Der ehemalige OpenAI-Forscher und Tesla-KI-Chef Andrej Karpathy wies kürzlich darauf hin, dass der RL-Ansatz bei Sprachmodellen und weniger objektiven Aufgaben an seine Grenzen stößt. Bei Aufgaben wie Schreibstil oder Textzusammenfassungen, bei denen es eher um "Vibes" gehe als um richtig oder falsch, zeigt das Vorgängermodell o1 etwa keine Vorteile gegenüber GPT-4o - teilweise sogar schlechtere Leistungen. Zu o3 liegen in diesen Bereichen noch keine Benchmarks vor.
Beide Modelle müssen sich auch bei logischen Aufgaben in der komplexen Praxis außerhalb von Benchmarks bewähren, wo Probleme weniger eindeutig oder sogar widersprüchlich formuliert sein können und zudem umfangreicher sind, sodass sie eine Planung über einen längeren Zeitraum erfordern.
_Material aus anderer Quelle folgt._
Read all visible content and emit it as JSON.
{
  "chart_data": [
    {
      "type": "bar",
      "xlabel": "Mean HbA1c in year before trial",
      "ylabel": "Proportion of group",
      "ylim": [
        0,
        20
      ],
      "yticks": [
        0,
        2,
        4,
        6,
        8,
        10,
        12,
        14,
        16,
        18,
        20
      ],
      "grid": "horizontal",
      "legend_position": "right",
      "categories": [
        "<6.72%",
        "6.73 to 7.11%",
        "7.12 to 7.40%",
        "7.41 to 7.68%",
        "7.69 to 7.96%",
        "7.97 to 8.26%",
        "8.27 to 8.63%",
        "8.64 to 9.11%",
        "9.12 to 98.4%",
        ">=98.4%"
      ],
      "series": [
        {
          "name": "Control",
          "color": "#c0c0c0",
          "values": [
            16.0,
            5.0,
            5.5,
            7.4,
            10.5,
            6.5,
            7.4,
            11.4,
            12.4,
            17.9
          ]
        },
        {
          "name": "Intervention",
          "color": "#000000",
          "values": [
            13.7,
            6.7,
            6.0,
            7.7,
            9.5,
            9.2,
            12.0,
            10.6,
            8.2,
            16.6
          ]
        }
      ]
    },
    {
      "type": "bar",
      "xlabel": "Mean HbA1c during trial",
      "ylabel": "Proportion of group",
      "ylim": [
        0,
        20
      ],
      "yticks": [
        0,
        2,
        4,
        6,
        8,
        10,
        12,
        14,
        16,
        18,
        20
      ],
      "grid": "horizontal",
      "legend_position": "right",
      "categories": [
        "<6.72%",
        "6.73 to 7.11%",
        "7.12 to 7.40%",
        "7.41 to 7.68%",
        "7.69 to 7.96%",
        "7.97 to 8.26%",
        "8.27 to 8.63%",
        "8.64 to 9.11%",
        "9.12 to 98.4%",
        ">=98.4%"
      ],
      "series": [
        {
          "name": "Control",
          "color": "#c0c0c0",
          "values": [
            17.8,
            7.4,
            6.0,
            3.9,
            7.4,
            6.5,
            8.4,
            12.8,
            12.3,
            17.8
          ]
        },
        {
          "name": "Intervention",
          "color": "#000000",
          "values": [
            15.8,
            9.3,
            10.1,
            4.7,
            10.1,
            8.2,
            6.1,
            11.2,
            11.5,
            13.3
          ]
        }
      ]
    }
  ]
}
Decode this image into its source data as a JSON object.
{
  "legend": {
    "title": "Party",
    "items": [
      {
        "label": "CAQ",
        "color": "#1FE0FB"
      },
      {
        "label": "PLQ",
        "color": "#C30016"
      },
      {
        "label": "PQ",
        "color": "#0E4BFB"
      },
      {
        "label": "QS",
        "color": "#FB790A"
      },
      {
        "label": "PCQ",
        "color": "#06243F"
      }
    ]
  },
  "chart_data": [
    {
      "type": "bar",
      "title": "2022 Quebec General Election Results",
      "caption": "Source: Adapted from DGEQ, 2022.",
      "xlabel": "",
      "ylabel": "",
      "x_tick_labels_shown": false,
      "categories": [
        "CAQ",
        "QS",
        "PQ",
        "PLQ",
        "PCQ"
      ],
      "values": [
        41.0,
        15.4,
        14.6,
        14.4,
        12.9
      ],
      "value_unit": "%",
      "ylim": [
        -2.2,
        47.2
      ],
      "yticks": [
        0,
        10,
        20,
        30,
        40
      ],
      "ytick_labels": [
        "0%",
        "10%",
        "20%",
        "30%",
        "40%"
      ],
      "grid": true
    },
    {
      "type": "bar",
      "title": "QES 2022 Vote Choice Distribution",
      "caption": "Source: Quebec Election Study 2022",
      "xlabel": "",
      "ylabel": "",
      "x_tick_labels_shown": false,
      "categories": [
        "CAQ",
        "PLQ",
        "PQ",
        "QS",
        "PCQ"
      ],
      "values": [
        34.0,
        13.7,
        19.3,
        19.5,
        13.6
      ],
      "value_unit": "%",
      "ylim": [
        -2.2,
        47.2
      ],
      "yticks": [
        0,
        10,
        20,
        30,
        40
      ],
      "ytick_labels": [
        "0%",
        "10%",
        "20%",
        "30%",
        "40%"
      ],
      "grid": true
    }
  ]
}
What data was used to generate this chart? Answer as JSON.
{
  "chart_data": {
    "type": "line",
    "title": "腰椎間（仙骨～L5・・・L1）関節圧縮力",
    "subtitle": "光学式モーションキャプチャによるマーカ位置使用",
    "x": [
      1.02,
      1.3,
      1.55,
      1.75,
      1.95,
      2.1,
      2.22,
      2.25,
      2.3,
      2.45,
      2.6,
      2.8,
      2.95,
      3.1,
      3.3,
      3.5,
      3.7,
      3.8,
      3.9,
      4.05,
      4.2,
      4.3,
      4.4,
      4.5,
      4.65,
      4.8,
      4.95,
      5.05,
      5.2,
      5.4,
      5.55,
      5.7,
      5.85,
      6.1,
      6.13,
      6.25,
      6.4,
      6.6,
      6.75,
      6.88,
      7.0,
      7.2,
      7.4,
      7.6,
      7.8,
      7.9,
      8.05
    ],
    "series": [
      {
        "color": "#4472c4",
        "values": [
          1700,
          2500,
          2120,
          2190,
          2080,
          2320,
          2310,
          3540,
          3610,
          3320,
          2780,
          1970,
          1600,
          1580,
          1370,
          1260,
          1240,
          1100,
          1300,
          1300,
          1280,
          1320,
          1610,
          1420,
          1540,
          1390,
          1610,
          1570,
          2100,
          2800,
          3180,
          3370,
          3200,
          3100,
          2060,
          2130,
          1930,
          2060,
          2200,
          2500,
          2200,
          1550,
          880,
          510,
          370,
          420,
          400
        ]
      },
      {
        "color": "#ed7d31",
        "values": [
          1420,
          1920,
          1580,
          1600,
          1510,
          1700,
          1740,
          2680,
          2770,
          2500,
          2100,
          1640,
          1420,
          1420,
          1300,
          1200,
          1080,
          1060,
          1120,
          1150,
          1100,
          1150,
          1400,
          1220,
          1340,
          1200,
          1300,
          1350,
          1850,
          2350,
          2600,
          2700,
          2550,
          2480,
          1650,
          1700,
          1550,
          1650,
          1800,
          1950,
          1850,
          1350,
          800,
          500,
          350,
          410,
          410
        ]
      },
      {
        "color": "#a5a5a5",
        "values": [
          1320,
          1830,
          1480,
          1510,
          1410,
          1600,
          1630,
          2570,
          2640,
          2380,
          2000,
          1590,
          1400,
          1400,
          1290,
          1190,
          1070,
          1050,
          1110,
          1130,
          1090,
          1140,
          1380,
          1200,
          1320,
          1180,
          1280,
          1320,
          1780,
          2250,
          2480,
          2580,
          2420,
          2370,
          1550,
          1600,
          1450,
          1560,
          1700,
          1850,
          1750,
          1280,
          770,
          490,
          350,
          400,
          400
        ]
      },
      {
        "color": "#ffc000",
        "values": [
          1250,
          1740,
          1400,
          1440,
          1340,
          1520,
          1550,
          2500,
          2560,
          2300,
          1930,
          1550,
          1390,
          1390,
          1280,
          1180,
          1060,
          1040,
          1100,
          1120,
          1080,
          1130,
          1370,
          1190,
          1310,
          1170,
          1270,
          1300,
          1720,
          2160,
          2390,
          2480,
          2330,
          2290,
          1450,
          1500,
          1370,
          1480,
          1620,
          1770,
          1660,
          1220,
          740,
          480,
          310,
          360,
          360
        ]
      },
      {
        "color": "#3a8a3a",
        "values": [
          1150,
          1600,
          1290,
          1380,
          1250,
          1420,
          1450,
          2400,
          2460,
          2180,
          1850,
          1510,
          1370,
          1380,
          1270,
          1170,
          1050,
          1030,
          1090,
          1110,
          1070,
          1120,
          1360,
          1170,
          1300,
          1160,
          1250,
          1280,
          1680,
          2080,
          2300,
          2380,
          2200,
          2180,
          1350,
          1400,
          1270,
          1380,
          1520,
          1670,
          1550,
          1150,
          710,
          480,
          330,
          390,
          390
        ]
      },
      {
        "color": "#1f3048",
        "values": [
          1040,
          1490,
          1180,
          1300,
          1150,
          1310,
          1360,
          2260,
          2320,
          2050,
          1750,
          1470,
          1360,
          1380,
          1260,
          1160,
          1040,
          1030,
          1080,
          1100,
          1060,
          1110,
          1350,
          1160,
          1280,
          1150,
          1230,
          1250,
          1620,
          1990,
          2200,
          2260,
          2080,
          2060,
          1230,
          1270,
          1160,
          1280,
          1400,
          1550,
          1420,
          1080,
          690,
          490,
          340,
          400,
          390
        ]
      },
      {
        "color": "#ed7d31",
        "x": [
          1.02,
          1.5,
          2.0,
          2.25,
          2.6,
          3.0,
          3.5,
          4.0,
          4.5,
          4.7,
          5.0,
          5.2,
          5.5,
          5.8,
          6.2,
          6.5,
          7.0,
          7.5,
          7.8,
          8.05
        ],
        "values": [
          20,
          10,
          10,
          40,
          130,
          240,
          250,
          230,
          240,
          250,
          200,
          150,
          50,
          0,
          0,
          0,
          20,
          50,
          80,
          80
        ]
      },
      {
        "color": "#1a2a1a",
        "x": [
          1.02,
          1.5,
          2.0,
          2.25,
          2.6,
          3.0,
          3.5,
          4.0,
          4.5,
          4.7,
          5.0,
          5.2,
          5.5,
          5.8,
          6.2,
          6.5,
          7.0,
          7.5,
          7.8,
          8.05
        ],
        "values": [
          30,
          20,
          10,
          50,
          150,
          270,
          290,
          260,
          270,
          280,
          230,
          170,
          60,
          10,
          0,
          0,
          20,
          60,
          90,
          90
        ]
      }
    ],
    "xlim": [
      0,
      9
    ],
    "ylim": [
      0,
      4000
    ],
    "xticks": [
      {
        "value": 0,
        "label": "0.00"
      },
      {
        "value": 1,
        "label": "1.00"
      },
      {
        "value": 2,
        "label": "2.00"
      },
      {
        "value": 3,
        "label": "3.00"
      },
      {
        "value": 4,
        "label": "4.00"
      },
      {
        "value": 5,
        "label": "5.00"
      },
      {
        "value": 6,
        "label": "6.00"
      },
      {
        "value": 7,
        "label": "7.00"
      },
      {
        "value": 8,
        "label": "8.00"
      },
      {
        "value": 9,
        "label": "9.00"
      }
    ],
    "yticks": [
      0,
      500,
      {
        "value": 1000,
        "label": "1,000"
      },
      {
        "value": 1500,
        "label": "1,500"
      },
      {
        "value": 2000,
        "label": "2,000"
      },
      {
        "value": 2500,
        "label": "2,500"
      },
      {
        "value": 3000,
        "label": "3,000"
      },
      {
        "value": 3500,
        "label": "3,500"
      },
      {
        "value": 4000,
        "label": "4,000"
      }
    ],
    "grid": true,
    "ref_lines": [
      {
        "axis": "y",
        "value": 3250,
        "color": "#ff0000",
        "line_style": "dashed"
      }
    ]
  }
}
Dennoch sind zumindest die Benchmark-Ergebnisse beeindruckend. Laut Tamay Besiroglu, einem der Entwickler des extra schweren KI-Benchmarks Frontier Math, übertrifft o3 alle Erwartungen. Der erst im November erschienene Benchmark, an dem auch bekannte Mathematiker wie Terence Tao mitgearbeitet haben, wurde von den besten Modellen bislang nur zu zwei Prozent gelöst. o3 schafft hingegen rund 25 Prozent der Aufgaben - eine Leistung, mit der Besiroglu frühestens in einem Jahr gerechnet hatte.